The report “The State of the South 2010“ by MDC, a nonprofit dedicated to improving educational and economic opportunities, ranks 13 Southern states in comparison with the 36 members and partners in the Organization for Economic Co-operation and Development on their percentage of residents ages 25-34 with at least a two-year degree.
Eight states fall below the OECD average of 35.4 percent. With a rate of 35.7, Georgia is not among the eight, but our rate is still lower than the U.S. average of 41.6.
“For states and communities, a citizenry with a higher level of educational achievement has multiple pay-offs,” the report says. “For one thing, people who go beyond high school have a habit of avoiding poverty; people with some college education or better tend to figure out how to sustain themselves in the middle class. What’s more, the more parents are educated, the less likely their families and their children will fall into poverty; an aggressive offensive to increase the numbers of young people with degrees and credentials amounts to a frontal assault on intergenerational poverty.”
The South now has a “job gap” totaling 3.1 million jobs—the number of positions it would take to get back to 2007 employment levels. At the region’s best recent rate of job creation, it could take five years to recover.
Specific to Georgia, the report states:
–In Florida and Georgia, more than four out of ten students did not graduate from high school on time. In Arkansas only 20 percent and in West Virginia 27 percent of students did not finish high school on time, and yet in both states three out of ten high school graduates did not enroll in college.
In general, about 30 out of 100 once-9th graders in the South would not graduate from high school in four years. Roughly 26 out of 100 would graduate from high school but not go directly to college, and 14 out of 100 would enroll in college but not make it through their second year. Ultimately, only 20 out of those 100 once-9th graders would end up with a degree in four to six years of college.
–The South’s job gap amounts to 3.1 million jobs—in a national job gap of 11.3 million. If the nation added 321,000 jobs per month—the best average monthly growth in the 1990s—it would take nearly five years to erase the job gap. Florida, Georgia, North Carolina, and Texas rank in the nation’s top 10 job-gap states. There’s a growing postsecondary gap: in 2018, it is projected that 49 to 64 percent of Southern jobs will require some college, while states are producing postsecondary degrees at rates around 30 to 44 percent.
–Unemployment rates in Southern states for people 25-64 years old range from 10 percent to 22.4 percent for people without a high school diploma, 5.4 percent to 9.7 percent for people with some college or an associate’s degree, and 3 percent to 6 percent for people with a bachelor’s degree or higher.

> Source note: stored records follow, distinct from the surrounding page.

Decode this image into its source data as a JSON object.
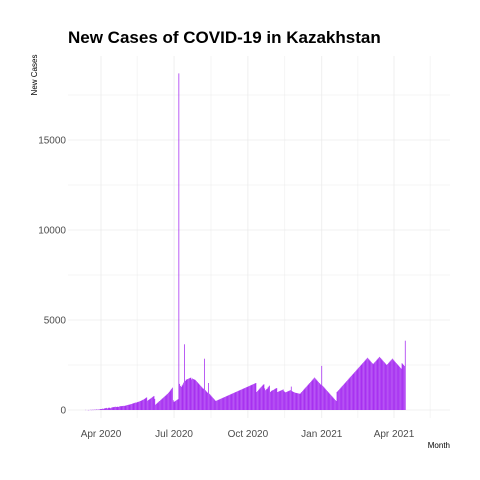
{
  "chart_data": {
    "type": "bar",
    "title": "New Cases of COVID-19 in Kazakhstan",
    "xlabel": "Month",
    "ylabel": "New Cases",
    "x_ticks": [
      "Apr 2020",
      "Jul 2020",
      "Oct 2020",
      "Jan 2021",
      "Apr 2021"
    ],
    "y_ticks": [
      0,
      5000,
      10000,
      15000
    ],
    "ylim": [
      0,
      18800
    ],
    "grid": true,
    "legend": "none",
    "bar_color": "#a020f0",
    "x_start_date": "2020-03-13",
    "x_end_date": "2021-05-31",
    "values": [
      9,
      0,
      0,
      1,
      6,
      0,
      12,
      8,
      10,
      17,
      9,
      21,
      13,
      33,
      22,
      16,
      28,
      29,
      49,
      55,
      52,
      74,
      62,
      82,
      95,
      103,
      116,
      86,
      118,
      131,
      121,
      99,
      132,
      146,
      157,
      161,
      173,
      181,
      167,
      174,
      186,
      169,
      198,
      212,
      210,
      217,
      224,
      230,
      226,
      239,
      248,
      262,
      278,
      287,
      296,
      307,
      321,
      334,
      350,
      366,
      381,
      397,
      412,
      410,
      430,
      446,
      461,
      478,
      498,
      512,
      541,
      563,
      582,
      610,
      640,
      671,
      703,
      520,
      550,
      580,
      612,
      645,
      680,
      712,
      745,
      780,
      618,
      300,
      340,
      380,
      420,
      460,
      500,
      540,
      580,
      620,
      660,
      700,
      740,
      780,
      820,
      860,
      900,
      950,
      1000,
      1060,
      1120,
      1180,
      1240,
      540,
      450,
      480,
      510,
      540,
      570,
      600,
      18700,
      1450,
      1340,
      1280,
      1360,
      1420,
      1520,
      3650,
      1610,
      1680,
      1700,
      1720,
      1740,
      1760,
      1780,
      1800,
      1700,
      1750,
      1720,
      1700,
      1680,
      1650,
      1600,
      1550,
      1500,
      1450,
      1400,
      1350,
      1300,
      1250,
      1200,
      1180,
      2850,
      1100,
      1050,
      1000,
      950,
      1500,
      900,
      850,
      800,
      750,
      700,
      650,
      600,
      550,
      500,
      520,
      540,
      560,
      580,
      600,
      620,
      640,
      660,
      680,
      700,
      720,
      740,
      760,
      780,
      800,
      820,
      840,
      860,
      880,
      900,
      920,
      940,
      960,
      980,
      1000,
      1020,
      1040,
      1060,
      1080,
      1100,
      1120,
      1140,
      1160,
      1180,
      1200,
      1220,
      1240,
      1260,
      1280,
      1300,
      1320,
      1340,
      1360,
      1380,
      1400,
      1420,
      1440,
      1460,
      1480,
      1500,
      1000,
      1050,
      1100,
      1150,
      1200,
      1250,
      1300,
      1350,
      1400,
      1430,
      1200,
      1100,
      1150,
      1180,
      1250,
      1300,
      1350,
      1000,
      1050,
      1080,
      1100,
      1120,
      1150,
      1180,
      1200,
      1220,
      1000,
      1020,
      1040,
      1060,
      1080,
      1100,
      1120,
      1140,
      1050,
      1000,
      980,
      1000,
      1020,
      1040,
      1060,
      1080,
      1100,
      1300,
      1050,
      1020,
      1000,
      980,
      960,
      950,
      940,
      930,
      920,
      910,
      900,
      950,
      1000,
      1050,
      1100,
      1150,
      1200,
      1250,
      1300,
      1350,
      1400,
      1450,
      1500,
      1550,
      1600,
      1650,
      1700,
      1750,
      1800,
      1750,
      1700,
      1650,
      1600,
      1550,
      1500,
      1450,
      1400,
      2450,
      1350,
      1300,
      1250,
      1200,
      1150,
      1100,
      1050,
      1000,
      950,
      900,
      850,
      800,
      750,
      700,
      650,
      600,
      550,
      500,
      1000,
      1050,
      1100,
      1150,
      1200,
      1250,
      1300,
      1350,
      1400,
      1450,
      1500,
      1550,
      1600,
      1650,
      1700,
      1750,
      1800,
      1850,
      1900,
      1950,
      2000,
      2050,
      2100,
      2150,
      2200,
      2250,
      2300,
      2350,
      2400,
      2450,
      2500,
      2550,
      2600,
      2650,
      2700,
      2750,
      2800,
      2850,
      2900,
      2850,
      2800,
      2750,
      2700,
      2650,
      2600,
      2550,
      2600,
      2650,
      2700,
      2750,
      2800,
      2850,
      2900,
      2950,
      2900,
      2850,
      2800,
      2750,
      2700,
      2650,
      2600,
      2550,
      2500,
      2550,
      2600,
      2650,
      2700,
      2750,
      2800,
      2850,
      2800,
      2750,
      2700,
      2650,
      2600,
      2550,
      2500,
      2450,
      2400,
      2350,
      2300,
      2600,
      2550,
      2500,
      2450,
      3850
    ]
  }
}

–In general, the higher your educational attainment, the more you are likely to earn in annual income. Across the South, people with an associate’s degree can expect to earn from $6,700 to nearly $13,000 more than people in their own state with only a high school diploma. In Texas, the so-called “wage premium’’ for an associate’s degree is $12,800, in South Carolina $9,900, in Tennessee $9,400, and in Mississippi, the lowest in the region, $6,700. The premium for a bachelor’s degree compared to a high school diploma is even greater—from more than $24,000 in Virginia, to $21,500 in Georgia, to $16,500 in Kentucky and to $13,300 in West Virginia.

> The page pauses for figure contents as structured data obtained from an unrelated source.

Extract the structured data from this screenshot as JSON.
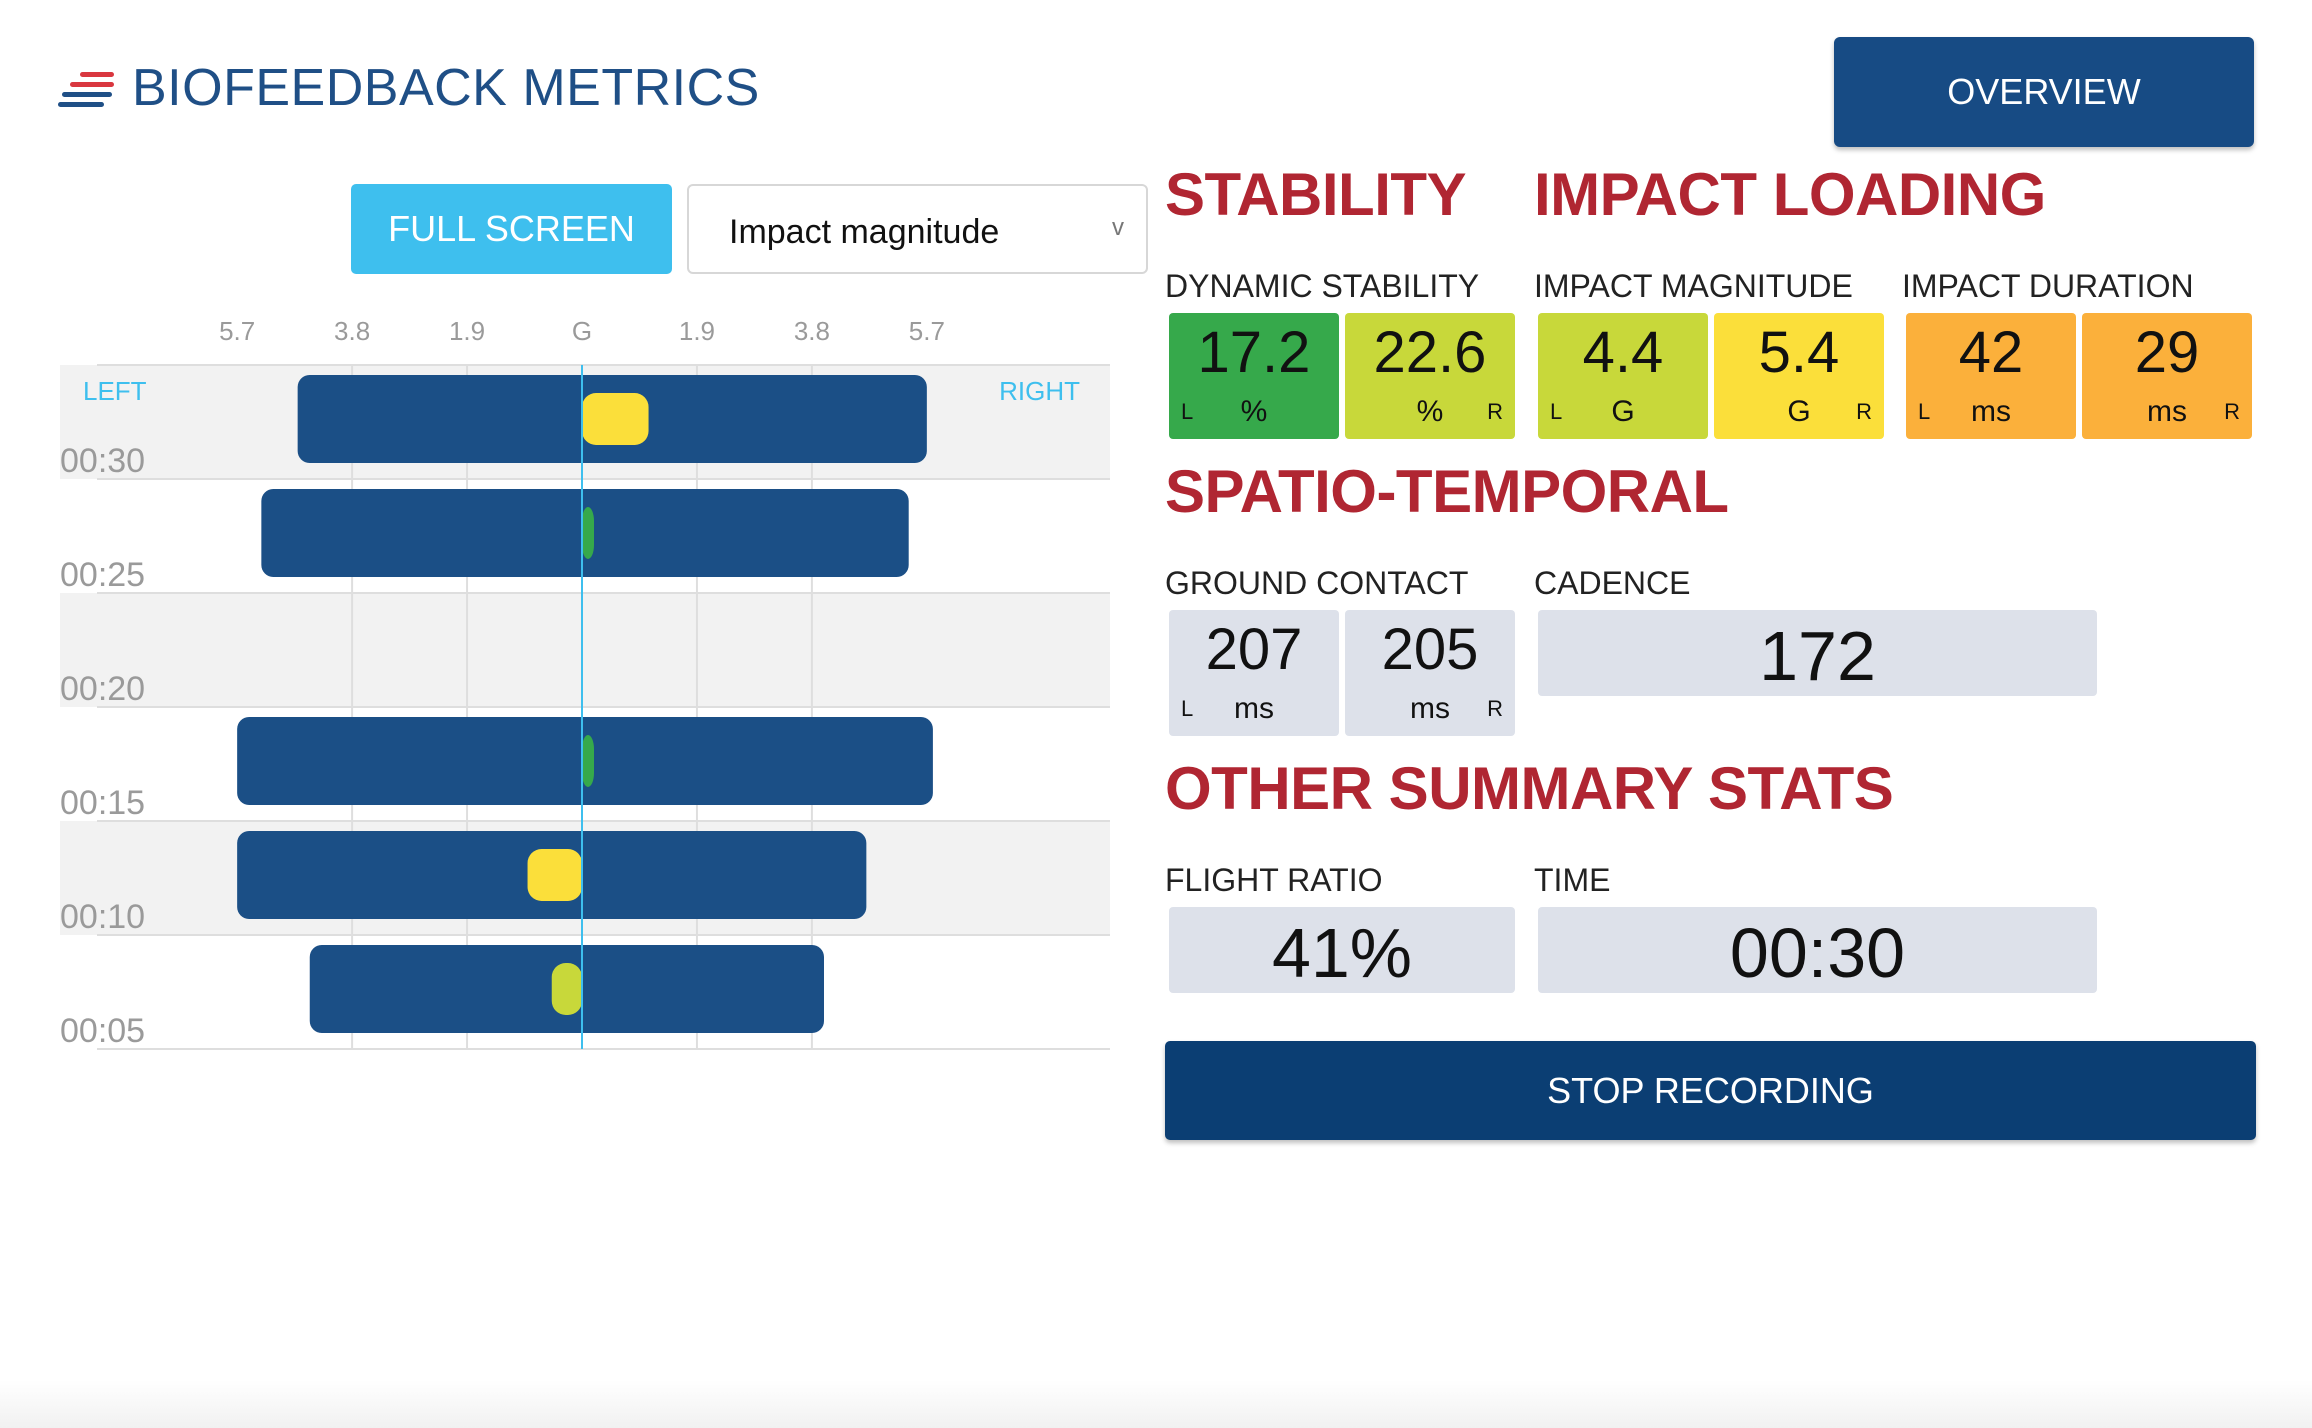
{
  "header": {
    "title": "BIOFEEDBACK METRICS",
    "overview_label": "OVERVIEW"
  },
  "controls": {
    "fullscreen_label": "FULL SCREEN",
    "metric_selected": "Impact magnitude"
  },
  "chart_data": {
    "type": "bar",
    "x_ticks": [
      "5.7",
      "3.8",
      "1.9",
      "G",
      "1.9",
      "3.8",
      "5.7"
    ],
    "left_label": "LEFT",
    "right_label": "RIGHT",
    "rows": [
      {
        "time": "00:30",
        "left": 4.7,
        "right": 5.7,
        "indicator": 1.1,
        "indicator_color": "#fbdf3a"
      },
      {
        "time": "00:25",
        "left": 5.3,
        "right": 5.4,
        "indicator": 0.15,
        "indicator_color": "#36a94b"
      },
      {
        "time": "00:20",
        "left": 0,
        "right": 0,
        "indicator": 0,
        "indicator_color": ""
      },
      {
        "time": "00:15",
        "left": 5.7,
        "right": 5.8,
        "indicator": 0.15,
        "indicator_color": "#36a94b"
      },
      {
        "time": "00:10",
        "left": 5.7,
        "right": 4.7,
        "indicator": -0.9,
        "indicator_color": "#fbdf3a"
      },
      {
        "time": "00:05",
        "left": 4.5,
        "right": 4.0,
        "indicator": -0.5,
        "indicator_color": "#c8d83a"
      }
    ],
    "colors": {
      "bar": "#1b4f86",
      "stripe": "#f2f2f2",
      "center": "#3ebfee"
    }
  },
  "stability": {
    "title": "STABILITY",
    "dynamic_label": "DYNAMIC STABILITY",
    "left_value": "17.2",
    "left_unit": "%",
    "right_value": "22.6",
    "right_unit": "%"
  },
  "impact": {
    "title": "IMPACT LOADING",
    "magnitude_label": "IMPACT MAGNITUDE",
    "mag_left": "4.4",
    "mag_left_unit": "G",
    "mag_right": "5.4",
    "mag_right_unit": "G",
    "duration_label": "IMPACT DURATION",
    "dur_left": "42",
    "dur_left_unit": "ms",
    "dur_right": "29",
    "dur_right_unit": "ms"
  },
  "spatio": {
    "title": "SPATIO-TEMPORAL",
    "ground_label": "GROUND CONTACT",
    "gc_left": "207",
    "gc_left_unit": "ms",
    "gc_right": "205",
    "gc_right_unit": "ms",
    "cadence_label": "CADENCE",
    "cadence_value": "172"
  },
  "other": {
    "title": "OTHER SUMMARY STATS",
    "flight_label": "FLIGHT RATIO",
    "flight_value": "41%",
    "time_label": "TIME",
    "time_value": "00:30"
  },
  "side_markers": {
    "left": "L",
    "right": "R"
  },
  "stop_label": "STOP RECORDING",
  "colors": {
    "green": "#36a94b",
    "lime": "#c8d83a",
    "yellow": "#fbdf3a",
    "orange": "#fbb03b",
    "neutral": "#dde1ea",
    "accent_red": "#b02632",
    "navy": "#174b84"
  }
}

The AJC also has a story today about college completion rates: According to the story:
The University System of Georgia enrolls more than 310,000 students — an increase of more than 100,000 in the past decade. Behind that rapid growth lies a problem. Less than 60 percent of students graduate within six years.”Let’s be honest, that is an embarrassment,” said Willis Potts, chairman of the State Board of Regents. “If we take students’ money we have a moral and ethical obligation to do everything we possibly can to help them graduate. We haven’t been doing that.”
The regents ordered each college president to explain where their campuses struggle. They had to develop improvement plans, with most calling on graduation rates to improve by 1 percent a year over the next three years. The regents approved those plans earlier this month.
Potts said the next step is to research linking campus funding and presidential compensation to how well colleges meet their goals.